Antes de ter conseguido o patrocínio, de um importante grupo financeiro paulista, Ingo já tinha resolvido ir para a Formula 3 por conta própria, com a ajuda do pai e o dinheiro que arrecadasse na venda de todos os seus carros: o Fusca da Divisão 1, o Brasília Divisão 3, a motocicleta, o carro Alfa Romeo de passeio e o Kaiman de Super Vê. Depois, mesmo com o patrocínio, acabou vendendo todos eles.

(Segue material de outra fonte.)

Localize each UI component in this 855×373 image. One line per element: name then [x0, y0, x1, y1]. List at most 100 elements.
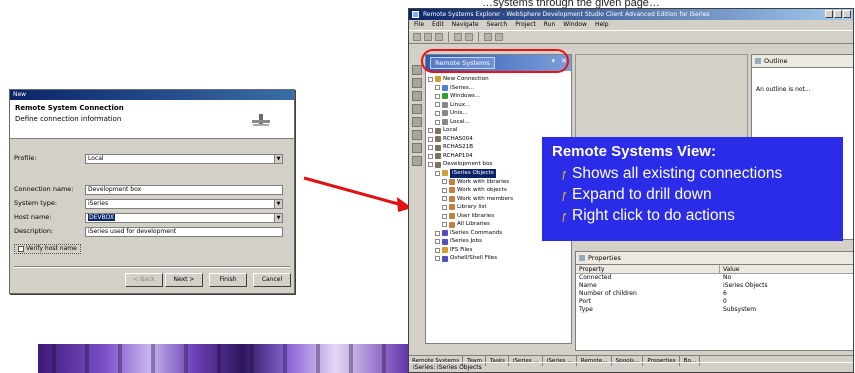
- system-type-combo[interactable]: iSeries ▼: [85, 199, 283, 209]
- tree-item[interactable]: Unix...: [428, 109, 571, 118]
- checkbox-box[interactable]: [18, 246, 24, 252]
- menu-project[interactable]: Project: [515, 20, 536, 30]
- expand-toggle-icon[interactable]: [428, 153, 433, 159]
- column-header-property[interactable]: Property: [576, 265, 720, 273]
- tree-item-label: Unix...: [450, 110, 468, 117]
- menu-help[interactable]: Help: [595, 20, 609, 30]
- chevron-down-icon[interactable]: ▼: [274, 200, 282, 208]
- node-icon: [435, 127, 441, 134]
- debug-icon[interactable]: [465, 33, 473, 41]
- property-value-cell: 0: [722, 298, 727, 305]
- perspective-icon[interactable]: [412, 78, 422, 88]
- print-icon[interactable]: [435, 33, 443, 41]
- expand-toggle-icon[interactable]: [442, 213, 447, 219]
- run-icon[interactable]: [454, 33, 462, 41]
- tree-item[interactable]: Local...: [428, 118, 571, 127]
- perspective-icon[interactable]: [412, 143, 422, 153]
- tree-item-label: Library list: [457, 204, 487, 211]
- back-button[interactable]: < Back: [125, 273, 163, 287]
- tab-remote-systems[interactable]: Remote Systems: [430, 57, 495, 69]
- cancel-button[interactable]: Cancel: [253, 273, 291, 287]
- expand-toggle-icon[interactable]: [428, 128, 433, 134]
- minimize-button[interactable]: [825, 10, 833, 18]
- menu-window[interactable]: Window: [563, 20, 587, 30]
- finish-button[interactable]: Finish: [209, 273, 247, 287]
- tree-item[interactable]: Linux...: [428, 101, 571, 110]
- tree-item[interactable]: Windows...: [428, 92, 571, 101]
- node-icon: [449, 178, 455, 185]
- menu-navigate[interactable]: Navigate: [452, 20, 479, 30]
- close-icon[interactable]: ✕: [561, 57, 567, 65]
- tab-outline[interactable]: Outline: [752, 55, 853, 68]
- verify-host-checkbox[interactable]: Verify host name: [14, 244, 81, 254]
- menu-search[interactable]: Search: [487, 20, 508, 30]
- tree-item[interactable]: IFS Files: [428, 246, 571, 255]
- tree-item[interactable]: Local: [428, 126, 571, 135]
- status-bar: iSeries: iSeries Objects: [409, 362, 853, 372]
- tab-properties[interactable]: Properties: [576, 252, 853, 265]
- expand-toggle-icon[interactable]: [435, 110, 440, 116]
- expand-toggle-icon[interactable]: [435, 256, 440, 262]
- perspective-icon[interactable]: [412, 156, 422, 166]
- menu-file[interactable]: File: [414, 20, 424, 30]
- properties-icon: [579, 255, 585, 261]
- tree-item-label: Qshell/Shell Files: [450, 255, 497, 262]
- expand-toggle-icon[interactable]: [435, 102, 440, 108]
- node-icon: [442, 101, 448, 108]
- node-icon: [435, 76, 441, 83]
- table-row[interactable]: Connected No: [576, 274, 853, 282]
- chevron-down-icon[interactable]: ▼: [274, 155, 282, 163]
- expand-toggle-icon[interactable]: [435, 85, 440, 91]
- nav-icon[interactable]: [495, 33, 503, 41]
- save-icon[interactable]: [424, 33, 432, 41]
- close-window-button[interactable]: [843, 10, 851, 18]
- node-icon: [449, 221, 455, 228]
- expand-toggle-icon[interactable]: [442, 179, 447, 185]
- new-connection-dialog: New Remote System Connection Define conn…: [9, 89, 295, 294]
- tree-item[interactable]: New Connection: [428, 75, 571, 84]
- menu-run[interactable]: Run: [544, 20, 556, 30]
- expand-toggle-icon[interactable]: [442, 196, 447, 202]
- next-button[interactable]: Next >: [165, 273, 203, 287]
- table-row[interactable]: Port 0: [576, 298, 853, 306]
- connection-name-field[interactable]: Development box: [85, 185, 283, 195]
- expand-toggle-icon[interactable]: [428, 136, 433, 142]
- tree-item[interactable]: iSeries...: [428, 84, 571, 93]
- tree-item[interactable]: Qshell/Shell Files: [428, 254, 571, 263]
- expand-toggle-icon[interactable]: [435, 247, 440, 253]
- table-row[interactable]: Name iSeries Objects: [576, 282, 853, 290]
- perspective-icon[interactable]: [412, 91, 422, 101]
- expand-toggle-icon[interactable]: [442, 204, 447, 210]
- expand-toggle-icon[interactable]: [442, 222, 447, 228]
- expand-toggle-icon[interactable]: [435, 230, 440, 236]
- expand-toggle-icon[interactable]: [435, 239, 440, 245]
- perspective-icon[interactable]: [412, 117, 422, 127]
- table-row[interactable]: Number of children 6: [576, 290, 853, 298]
- expand-toggle-icon[interactable]: [442, 187, 447, 193]
- menu-edit[interactable]: Edit: [432, 20, 444, 30]
- tree-item-label: Work with members: [457, 195, 514, 202]
- expand-toggle-icon[interactable]: [435, 170, 440, 176]
- search-icon[interactable]: [484, 33, 492, 41]
- table-row[interactable]: Type Subsystem: [576, 306, 853, 314]
- description-field[interactable]: iSeries used for development: [85, 227, 283, 237]
- view-menu-icon[interactable]: ▾: [551, 57, 555, 65]
- perspective-icon[interactable]: [412, 130, 422, 140]
- chevron-down-icon[interactable]: ▼: [274, 214, 282, 222]
- expand-toggle-icon[interactable]: [428, 162, 433, 168]
- dialog-subheading: Define connection information: [15, 115, 122, 123]
- perspective-icon[interactable]: [412, 65, 422, 75]
- column-header-value[interactable]: Value: [720, 265, 853, 273]
- profile-combo[interactable]: Local ▼: [85, 154, 283, 164]
- maximize-button[interactable]: [834, 10, 842, 18]
- expand-toggle-icon[interactable]: [428, 76, 433, 82]
- tree-item-label: Windows...: [450, 93, 481, 100]
- expand-toggle-icon[interactable]: [435, 119, 440, 125]
- connection-name-label: Connection name:: [14, 185, 74, 193]
- expand-toggle-icon[interactable]: [435, 93, 440, 99]
- expand-toggle-icon[interactable]: [428, 145, 433, 151]
- profile-label: Profile:: [14, 154, 37, 162]
- new-icon[interactable]: [413, 33, 421, 41]
- perspective-icon[interactable]: [412, 104, 422, 114]
- host-name-field[interactable]: DEVBOX ▼: [85, 213, 283, 223]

"Como felizmente consegui um bom patrocínio, posso guardar o dinheiro de meus carros e minhas economias para outra temporada, se não conseguir renovar o patrocínio. O fato é que não vou parar nessa. Aconteça o que acontecer, eu fico para 76. Sei que terei muita coisa para aprender e fazer. E, sinceramente, não acredito que com apenas uma temporada de Formula 3 eu esteja pronto para subir à Formula 2. Não vou com o pensamento de chegar lá e abafar. Claro que, no fim desse ano, já deverei tentar alguma corrida de Formula 2. Eu tenho certeza de que um ano lá vale por três temporadas aqui."

Hoje, Ingo tem o total apoio de seu pai. Dustin Hoffmann (que não tem nada a ver com o ator de cinema), e de sua mãe, dona Evelyn. Seu pai, aliás, é um de seus maiores incentivadores, sempre de cronômetro na mão e vibrando mais do que ninguém com os tempos de Ingo na temporada de Super Vê. Mas no começo. com medo dos riscos para o filho, era contra sua participação nas corridas de kart, quando o Alemão tinha apenas 17 anos. Também as primeiras corridas no automobilismo, como estreante e novato, foram feitas às escondidas. Mas depois Dustin Hoffmann,vendo que o filho não tinha apenas um entusiasmo passageiro pelas corridas e sim uma grande vocação, aprovou. E foi dos que mais batalharam para que conseguisse o patrocínio.

Ingo é um piloto com facilidade de adaptação a qualquer carro. Tem um físico ideal para a profissão, pois, com seus 1,73 m de altura e 60 quilos de peso, o cockpit do F3 parece sob medida para ele.

Falando perfeitamente o alemão, embora descendente apenas de quinta geração, dia 15 de março embarca para a Europa carregando seu sotaque ítalo-paulista, quando fala o português. mas leva também muita esperança e confiança.

Afinal, Ingo vai credenciado como a maior revelação do automobilismo brasileiro, depois de Emerson Fittipaldi e José Carlos Pace. E pretende fazer exatamente como eles: começando de baixo, de leve para chegar lá.